A pro-Europe demonstration in Berlin

A pro-Europe demonstration in Berlin, © Thomas Imo/photothek.net

28.09.2018 - Article

With its campaign involving like minded countries, the Federal Foreign Office wants to strengthen a core group of strongly pro European EU member states – because what the EU really needs right now is cohesion.

In his keynote speech on Europe, delivered this June under the heading of “Europe United”, Foreign Minister Heiko Maas called for a stronger alliance of all EU member states. He said that we need “a large Europe. A Europe that doesn’t differentiate between smaller and larger countries, or between the centre and the periphery.”

Since this summer, the Federal Foreign Office’s European Directorate General has been pursuing a concerted campaign involving like minded countries. The aim is to further enhance cooperation with strongly pro European EU member states, to better explain Germany’s policies, and to more closely integrate our partners and their priorities into our foreign policy. Alongside pursuing crisis diplomacy and maintaining relations with long standing and important partners, cooperation with like minded countries is again at the top of Germany’s foreign policy agenda.

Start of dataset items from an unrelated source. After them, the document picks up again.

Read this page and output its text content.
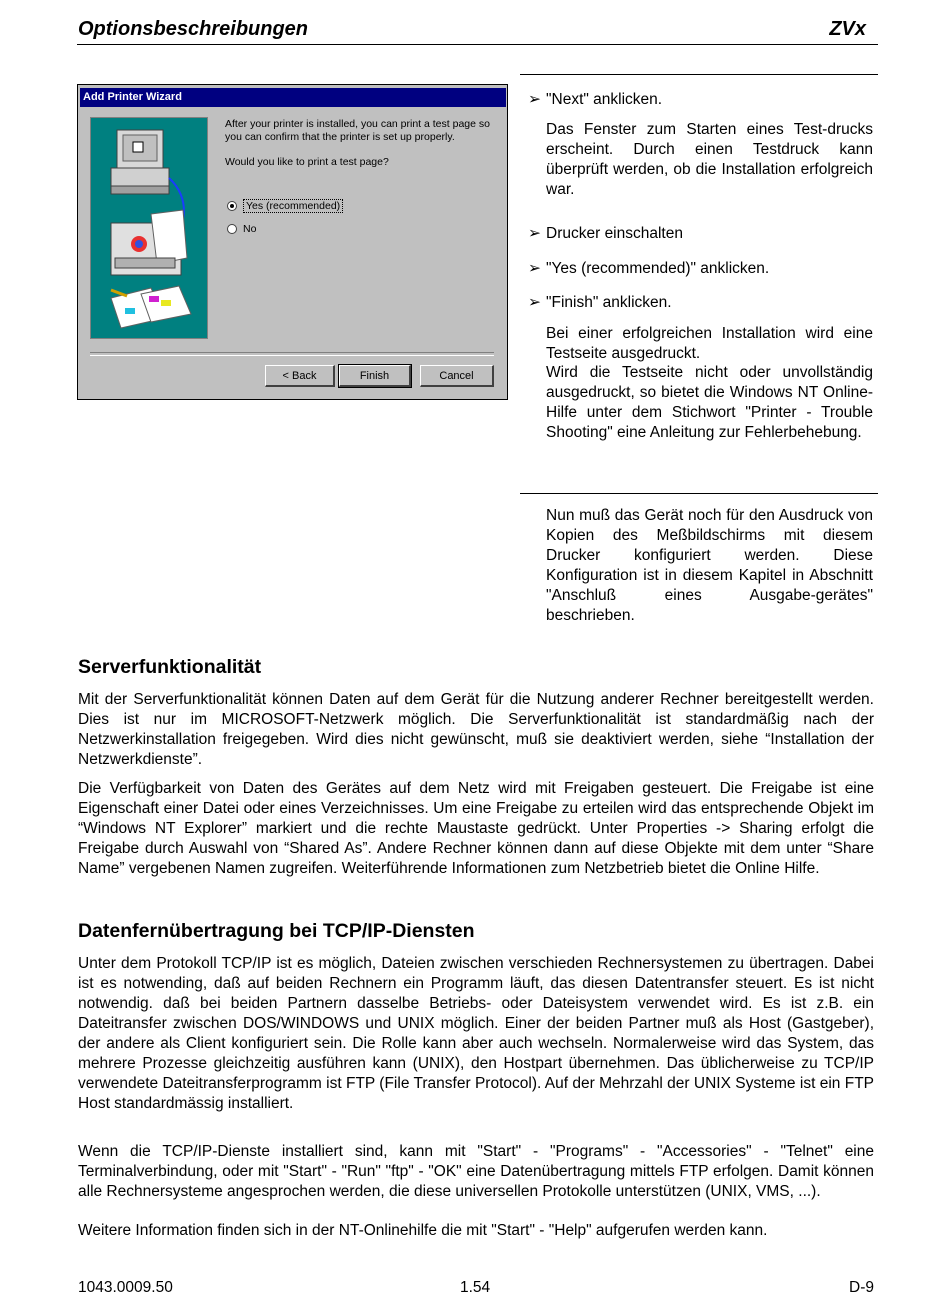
Optionsbeschreibungen	ZVx
Add Printer Wizard
After your printer is installed, you can print a test page so
you can confirm that the printer is set up properly.
Would you like to print a test page?
Yes (recommended)
No
< Back	Finish	Cancel
➢ "Next" anklicken.
Das Fenster zum Starten eines Test-drucks erscheint. Durch einen Testdruck kann überprüft werden, ob die Installation erfolgreich war.
➢ Drucker einschalten
➢ "Yes (recommended)" anklicken.
➢ "Finish" anklicken.
Bei einer erfolgreichen Installation wird eine Testseite ausgedruckt.
Wird die Testseite nicht oder unvollständig ausgedruckt, so bietet die Windows NT Online-Hilfe unter dem Stichwort "Printer - Trouble Shooting" eine Anleitung zur Fehlerbehebung.
Nun muß das Gerät noch für den Ausdruck von Kopien des Meßbildschirms mit diesem Drucker konfiguriert werden. Diese Konfiguration ist in diesem Kapitel in Abschnitt "Anschluß eines Ausgabe-gerätes" beschrieben.
Serverfunktionalität
Mit der Serverfunktionalität können Daten auf dem Gerät für die Nutzung anderer Rechner bereitgestellt werden. Dies ist nur im MICROSOFT-Netzwerk möglich. Die Serverfunktionalität ist standardmäßig nach der Netzwerkinstallation freigegeben. Wird dies nicht gewünscht, muß sie deaktiviert werden, siehe “Installation der Netzwerkdienste”.
Die Verfügbarkeit von Daten des Gerätes auf dem Netz wird mit Freigaben gesteuert. Die Freigabe ist eine Eigenschaft einer Datei oder eines Verzeichnisses. Um eine Freigabe zu erteilen wird das entsprechende Objekt im “Windows NT Explorer” markiert und die rechte Maustaste gedrückt. Unter Properties -> Sharing erfolgt die Freigabe durch Auswahl von “Shared As”. Andere Rechner können dann auf diese Objekte mit dem unter “Share Name” vergebenen Namen zugreifen. Weiterführende Informationen zum Netzbetrieb bietet die Online Hilfe.
Datenfernübertragung bei TCP/IP-Diensten
Unter dem Protokoll TCP/IP ist es möglich, Dateien zwischen verschieden Rechnersystemen zu übertragen. Dabei ist es notwending, daß auf beiden Rechnern ein Programm läuft, das diesen Datentransfer steuert. Es ist nicht notwendig. daß bei beiden Partnern dasselbe Betriebs- oder Dateisystem verwendet wird. Es ist z.B. ein Dateitransfer zwischen DOS/WINDOWS und UNIX möglich. Einer der beiden Partner muß als Host (Gastgeber), der andere als Client konfiguriert sein. Die Rolle kann aber auch wechseln. Normalerweise wird das System, das mehrere Prozesse gleichzeitig ausführen kann (UNIX), den Hostpart übernehmen. Das üblicherweise zu TCP/IP verwendete Dateitransferprogramm ist FTP (File Transfer Protocol). Auf der Mehrzahl der UNIX Systeme ist ein FTP Host standardmässig installiert.
Wenn die TCP/IP-Dienste installiert sind, kann mit "Start" - "Programs" - "Accessories" - "Telnet" eine Terminalverbindung, oder mit "Start" - "Run" "ftp" - "OK" eine Datenübertragung mittels FTP erfolgen. Damit können alle Rechnersysteme angesprochen werden, die diese universellen Protokolle unterstützen (UNIX, VMS, ...).
Weitere Information finden sich in der NT-Onlinehilfe die mit "Start" - "Help" aufgerufen werden kann.
1043.0009.50	1.54	D-9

A first step: enhancing cooperation with Ireland and Finland

Finland and Ireland are the first two strongly pro European countries with which the German Government has chosen to enhance cooperation as part of its campaign involving like minded countries. Heiko Maas visited Ireland in mid April, only one month after having taken up office, emphasising that – particularly with a view to Brexit – cohesion of the EU27 remains an absolute priority. He also stressed that Ireland is an important partner – particularly for the reforms that Germany and France seek to implement together in the EU. He went on to say that, to achieve this, we need all EU partners on board. Germany and Finland, which Minister Maas visited in late May, also share a similar understanding of European values.

Recently, pilot projects have gotten under way with both countries. Over the last few weeks, country specific consultations (so called Ländertische) were held with both Ireland and Finland. This involved calling meetings of representatives from several ministries on both sides that are important for bilateral relations, for the purpose of tackling specific projects. In Germany’s view, these consultations must pursue not only common objectives, but should also address new and emerging issues in areas such as science and research, the environment and the opportunities of digital technology.

The Nordics: a group of like minded countries

The campaign involving like minded countries has an open format and will include other countries, as well, such as Denmark and Sweden. At a conference on German Scandinavian cooperation in the EU, Minister of State for Europe Michael Roth emphasised what these countries have in common: “All of us are pursuing ambitious climate targets, and we have similar views when it comes to economic policy and questions about the single market.” A key objective of the like minded countries’ joint efforts is to defend the rule of law and European values.    

Creating a strong network of bilateral relations is becoming increasingly important, given the challenges the EU is facing from within and the external threats it must ward off. With its campaign involving like minded countries, Germany wants to strengthen trust, and Europe in general, by increasing its political liaison work in all directions.

It is doing so because, as Heiko Maas emphasised in his speech on Europe, the late Belgian Prime Minister Paul Henri Spaak was right when he said: “There are only two kinds of states in Europe: small states, and small states that have not yet realised they are small.”